Day: 13 février 2018

Three Billboards : Les Panneaux de la vengeance


De : Martin McDonagh
Avec : Frances McDormand, Woody Harrelson, Caleb Landry Jones
2018

7 mois ont passé depuis l’assassinat et le viol de la fille de Mildred et toujours rien. Pas une preuve, pas la moindre arrestation, nada. Pas étonnant quand on voit la fine équipe policière de ce bled du Missouri. La crème de la crème des imbéciles finis, des racistes et des tire-au-flanc, rejetons abjects de cette bonne vieille Amérique sudiste. Tant pis, Mildred devra composer avec. Même si cela signifie louer 3 panneaux publicitaires pour provoquer l’autorité.

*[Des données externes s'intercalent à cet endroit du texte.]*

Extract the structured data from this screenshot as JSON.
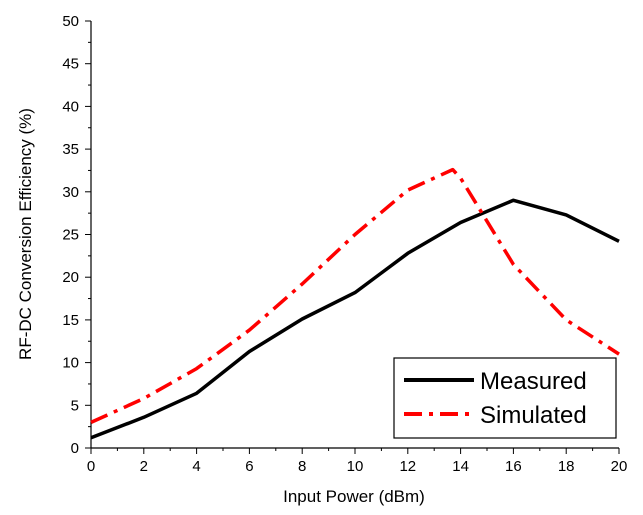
{
  "chart_data": {
    "type": "line",
    "xlabel": "Input Power (dBm)",
    "ylabel": "RF-DC Conversion Efficiency (%)",
    "xlim": [
      0,
      20
    ],
    "ylim": [
      0,
      50
    ],
    "x_ticks": [
      "0",
      "2",
      "4",
      "6",
      "8",
      "10",
      "12",
      "14",
      "16",
      "18",
      "20"
    ],
    "y_ticks": [
      "0",
      "5",
      "10",
      "15",
      "20",
      "25",
      "30",
      "35",
      "40",
      "45",
      "50"
    ],
    "grid": false,
    "legend_position": "bottom-right",
    "series": [
      {
        "name": "Measured",
        "color": "#000000",
        "style": "solid",
        "x": [
          0,
          2,
          4,
          6,
          8,
          10,
          12,
          14,
          16,
          18,
          20
        ],
        "y": [
          1.2,
          3.6,
          6.4,
          11.3,
          15.1,
          18.2,
          22.8,
          26.4,
          29.0,
          27.3,
          24.2
        ]
      },
      {
        "name": "Simulated",
        "color": "#ff0000",
        "style": "dash-dot",
        "x": [
          0,
          2,
          4,
          6,
          8,
          10,
          12,
          13.7,
          14,
          16,
          18,
          20
        ],
        "y": [
          3.0,
          5.8,
          9.3,
          13.8,
          19.2,
          25.0,
          30.2,
          32.6,
          31.6,
          21.5,
          15.0,
          11.0
        ]
      }
    ]
  }
}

Machoire serrée, coupe garçonne, démarche belliqueuse, Mildred est prête à casser des gueules. Ou presque. Celle de l’inspecteur de police (très bon Woody Harrelson) en charge de l’enquête, d’abord, par sa molesse, et tant pis s’il a sa décharge des circonstances atténuantes. Vient ensuite tous ceux qui se mettront en travers de sa quête de justice, de vérité, voire de vengeance. On l’aura compris, Three Billboards, drame policier de caractère, tire sa forte personnalité de celui de sa protagoniste, et donc de son actrice principale, Frances McDorman. Loin, très loin des représentations défraichies de mères sensibles à bout de force que le cinéma nous offre depuis des décennies, l’actrice éclate à l’écran par ses punchlines cyniques (les dialogues sont épatants) et ses face-à-face mordants avec ses différents « opposants » (ex-mari, flicaille, adolescents, et même ses propres enfants). Mais là ou le film frappe fort et juste, c’est dans le traitement intelligent de ses personnages. Pas de manicheisme ici, chaque personne qui gravite autour de la tragédie centrale baigne dans le clair-obscur, le mal et le bien, provoquant tour à tour le rire, la tristesse, l’incompréhension et la colère.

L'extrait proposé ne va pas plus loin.